Here are excerpts from “Remembering M. Paul Friedberg” by Charles A. Birnbaum for The Cultural Landscape Foundation:
Maverick, innovator, fearless … these are just a few of the words that begin to characterize M. Paul Friedberg, the pioneering landscape architect who passed away on February 15, 2025, at age 93.
He was serious about the idea of child’s play and an unrepentant believer in the virtue of cities when U.S. cities were at their nadir. He worked mostly in the public realm, which meant that everyone was his client; he knew he was responsible both to them and for them. That challenge and joy of creating places for people, and the energy that people brought to public places, continually motivated Friedberg over a career that lasted more than six decades.
Friedberg however would be an active and at times confrontational maverick on a quest to change that – as a landscape architect, architect, planner, artist, educator, author, urbanist, outdoor furniture-designer, and all around provocateur, Friedberg would push the envelope on what a landscape architect was (e.g. the lead planner – think big), what they did (e.g. reclaim the city), and what they looked like (e.g. actively courting and employing women and minorities in his practice and at the City College program).
In the footsteps of great landscape architects, including the Olmsteds (all three), and Gilmore Clarke and Michael Rapuano (enabled by Robert Moses), Friedberg came along when New York City and many others were in decline and many landscape architects had turned to the suburbs. Complaining that there was more than “drawing tennis courts and parking lots for engineers,” Friedberg recounted in a 2006 interview with The Cultural Landscape Foundation (TCLF) for a Pioneers Oral History that “I’m one of the few who accepted the city as a viable place to work, and to enjoy the diversity and the places that are created for people to come together, understand each other, through the joy of sharing. If there’s anything, it’s that. It’s enjoying the city, removing the landscape architecture bias of the past the preconceived notion that the city is a hostile place. And, to me the city is where we are, the salvation. If you’re going to preserve the larger landscape, the city is the only way. Density is the only way. That’s it.”
It has been 60 years since Friedberg unveiled his radical solution for the problem of public housing in New York City – Jacob Riis Plaza (1965).

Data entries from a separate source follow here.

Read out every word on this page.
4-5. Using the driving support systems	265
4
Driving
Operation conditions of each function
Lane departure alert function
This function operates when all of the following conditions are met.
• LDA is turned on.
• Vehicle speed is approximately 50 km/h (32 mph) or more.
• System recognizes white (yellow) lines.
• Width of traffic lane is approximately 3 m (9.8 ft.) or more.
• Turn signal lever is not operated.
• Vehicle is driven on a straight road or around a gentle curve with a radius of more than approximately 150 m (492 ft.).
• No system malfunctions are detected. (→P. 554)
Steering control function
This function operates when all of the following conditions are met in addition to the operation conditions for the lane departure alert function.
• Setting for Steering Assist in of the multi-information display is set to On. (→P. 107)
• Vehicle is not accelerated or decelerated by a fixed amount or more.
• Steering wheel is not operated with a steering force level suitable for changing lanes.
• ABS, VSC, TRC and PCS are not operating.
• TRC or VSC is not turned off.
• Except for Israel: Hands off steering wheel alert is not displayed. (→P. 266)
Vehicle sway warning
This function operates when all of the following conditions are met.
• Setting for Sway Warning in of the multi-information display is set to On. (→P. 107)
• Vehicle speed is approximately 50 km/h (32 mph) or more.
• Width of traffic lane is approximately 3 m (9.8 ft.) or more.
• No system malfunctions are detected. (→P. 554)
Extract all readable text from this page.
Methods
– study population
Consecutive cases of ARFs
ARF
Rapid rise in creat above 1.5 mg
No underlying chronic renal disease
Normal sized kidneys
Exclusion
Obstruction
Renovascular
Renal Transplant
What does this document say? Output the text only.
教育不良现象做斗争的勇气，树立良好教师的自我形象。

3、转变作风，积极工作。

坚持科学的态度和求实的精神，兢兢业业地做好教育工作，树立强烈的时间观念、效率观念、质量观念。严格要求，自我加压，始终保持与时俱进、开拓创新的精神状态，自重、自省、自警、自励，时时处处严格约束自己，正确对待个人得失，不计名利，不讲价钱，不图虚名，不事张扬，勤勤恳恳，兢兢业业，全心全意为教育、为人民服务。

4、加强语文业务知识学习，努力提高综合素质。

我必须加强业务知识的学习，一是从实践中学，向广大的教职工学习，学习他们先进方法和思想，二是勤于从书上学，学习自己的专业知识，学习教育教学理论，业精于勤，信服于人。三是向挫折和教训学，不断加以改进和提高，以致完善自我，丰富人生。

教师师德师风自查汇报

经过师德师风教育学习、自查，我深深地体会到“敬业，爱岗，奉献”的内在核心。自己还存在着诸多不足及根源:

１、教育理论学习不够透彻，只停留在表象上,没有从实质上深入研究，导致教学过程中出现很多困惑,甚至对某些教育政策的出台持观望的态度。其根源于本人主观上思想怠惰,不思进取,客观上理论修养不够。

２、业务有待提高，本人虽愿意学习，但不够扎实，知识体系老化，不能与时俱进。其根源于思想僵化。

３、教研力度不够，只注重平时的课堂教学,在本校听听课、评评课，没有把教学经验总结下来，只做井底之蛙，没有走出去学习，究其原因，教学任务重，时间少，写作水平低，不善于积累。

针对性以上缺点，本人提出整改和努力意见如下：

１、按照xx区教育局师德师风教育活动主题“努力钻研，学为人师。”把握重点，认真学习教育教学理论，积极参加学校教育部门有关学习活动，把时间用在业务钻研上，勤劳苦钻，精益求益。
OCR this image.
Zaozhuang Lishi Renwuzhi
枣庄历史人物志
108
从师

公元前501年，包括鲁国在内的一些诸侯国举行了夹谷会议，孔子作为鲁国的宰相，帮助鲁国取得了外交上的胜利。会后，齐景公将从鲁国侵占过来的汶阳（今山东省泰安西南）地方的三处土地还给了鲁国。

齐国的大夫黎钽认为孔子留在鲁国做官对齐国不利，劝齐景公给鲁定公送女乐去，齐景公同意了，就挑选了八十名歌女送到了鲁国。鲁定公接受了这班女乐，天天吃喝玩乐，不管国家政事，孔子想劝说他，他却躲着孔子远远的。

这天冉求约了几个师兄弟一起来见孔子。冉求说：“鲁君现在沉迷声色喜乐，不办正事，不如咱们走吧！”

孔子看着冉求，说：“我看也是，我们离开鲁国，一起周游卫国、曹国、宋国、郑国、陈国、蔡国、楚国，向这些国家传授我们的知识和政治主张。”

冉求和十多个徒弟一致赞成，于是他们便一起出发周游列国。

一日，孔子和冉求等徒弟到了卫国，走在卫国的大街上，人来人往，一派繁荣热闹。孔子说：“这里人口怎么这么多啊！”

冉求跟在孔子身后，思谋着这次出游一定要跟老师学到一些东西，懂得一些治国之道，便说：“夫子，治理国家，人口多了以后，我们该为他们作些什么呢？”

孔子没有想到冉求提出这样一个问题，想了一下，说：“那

This revolutionary approach, enabled by the Astor Foundation, launched Friedberg’s unique approach to what he called – the “total play environment” – a carefully choreographed series of simple, sculptural landscape vignettes that included a tree house, mounds, and a tunnel – all allowing for, and encouraging physical, emotional and sensory exercise and participation. Peter Walker, recipient of the 2004 American Society of Landscape Architects (ASLA) Medal (the same year that Friedberg received the ASLA Design Medal), has stated that “modern urban landscape design” began with Friedberg’s Jacob Riis Plaza, and “like Mies’ Barcelona Pavilion it was unlike anything seen before in the modern city.”
National and international accolades followed its opening (including in the New York Times and Life magazine). For the 34-year-old Friedberg, this was a watershed event. In the more than half century that followed, with his work in the U.S., Canada, India, Israel, and Japan, Friedberg not only redefined the role and scope of the landscape architect but the design vocabulary employed, stylistic approach (embracing both Modernism and Postmodernism), and landscape typologies (blurring the lines between the landscape architect and the artist). His seminal works include the first “park plaza” with Peavey Plaza (1975), and the innovative Loring Greenway (1974), both in Minneapolis, MN; mixed use waterfront revitalizations (e.g. Battery Park City, 1988; The Yards, Washington, D.C., 2011); multi-use plazas (Pershing Park, Washington, D.C., 1981); rooftop plazas (Fordham University, N.Y.C., 1999), regional parks (Holon Park, Israel, 2000) and myriad civic spaces (Olympic Plaza, Calgary, Canada, 1987, Aroma Square, Tokyo, Japan, 2000).
In addition to those landscape architecture commissions where he challenged acceptable conventions, Friedberg’s constant pursuit of innovation and creativity in the making and crafting of children’s play spaces has been a constant in his career (e.g. Carver Houses in N.Y.C., 1963, East 67th Street Playground in Central Park, N.Y.C, 1985, and, Yerba Buena Gardens in San Francisco, 1998), as has been his quest to expand the profession as an educator.
Paul Friedberg is survived by his wife, Dorit Shahar, and their daughter Maya, and by his sons Mark and Jeffrey from his marriage to his first wife, Esther, who passed away in 1982. He is also survived by an extraordinary body of work that continues to enliven cities, enrich those who interact with his landscapes, and to inspire landscape architects to create.